As for Ohio State specifically, Smith doesn’t expect the new guidelines to have much impact on OSU and the NIL collectives supporting Ohio State athletes because OSU had already instructed those collectives not to make deals with recruits. From the beginning, Smith has wanted Ohio State’s focus to be on helping its current athletes benefit from NIL, which he thinks will ultimately help Ohio State in recruiting without any recruiting inducements being necessary.
“I asked our team to make sure we focus 100% on our current student-athletes. And so when recruits come to us, they see what our student-athletes are doing,” Smith said. “So helping our current kids take advantage of NIL the right way, and getting our environment, really everybody getting comfortable. People and corporations and everybody should feel comfortable doing this with our student-athletes. It's okay. And that's part of our challenge is getting everybody to embrace it.”

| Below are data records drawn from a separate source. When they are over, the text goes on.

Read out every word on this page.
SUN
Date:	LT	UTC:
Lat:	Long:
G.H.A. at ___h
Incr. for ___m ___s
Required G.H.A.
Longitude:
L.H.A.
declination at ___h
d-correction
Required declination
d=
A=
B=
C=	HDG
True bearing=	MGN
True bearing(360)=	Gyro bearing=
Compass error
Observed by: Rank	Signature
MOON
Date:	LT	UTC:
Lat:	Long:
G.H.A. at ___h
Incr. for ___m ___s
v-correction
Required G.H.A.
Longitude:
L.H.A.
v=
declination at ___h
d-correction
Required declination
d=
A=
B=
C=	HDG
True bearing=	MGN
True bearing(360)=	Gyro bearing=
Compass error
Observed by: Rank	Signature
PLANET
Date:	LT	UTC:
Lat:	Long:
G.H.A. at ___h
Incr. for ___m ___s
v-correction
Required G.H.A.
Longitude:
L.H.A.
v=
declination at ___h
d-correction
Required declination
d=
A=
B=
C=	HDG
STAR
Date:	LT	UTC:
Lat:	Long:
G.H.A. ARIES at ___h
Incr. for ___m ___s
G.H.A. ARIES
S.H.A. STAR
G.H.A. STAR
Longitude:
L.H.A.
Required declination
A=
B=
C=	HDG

Although he doesn’t think the recruiting inducements that have been associated with NIL are a good thing for college sports, Smith is still glad athletes are able to profit from their name, image and likeness, which he thinks has been a “huge” net positive for college athletes.
“A number of our student-athletes are doing exceptionally well. They're learning a lot. We have more questions around taxes in April than I ever thought we’d get, because you gotta pay taxes,” Smith said. “So I just think it's a great educational tool. I think it's a great opportunity, particularly for those who have financial need, be it helping your family or be it the fact that they're on partial scholarship, and now they're mitigating potential debt that they may graduate with. So I think it's working. What we have to do is kill this inducement space in the recruiting area, those issues around that, but at the end of the day, it’s working.”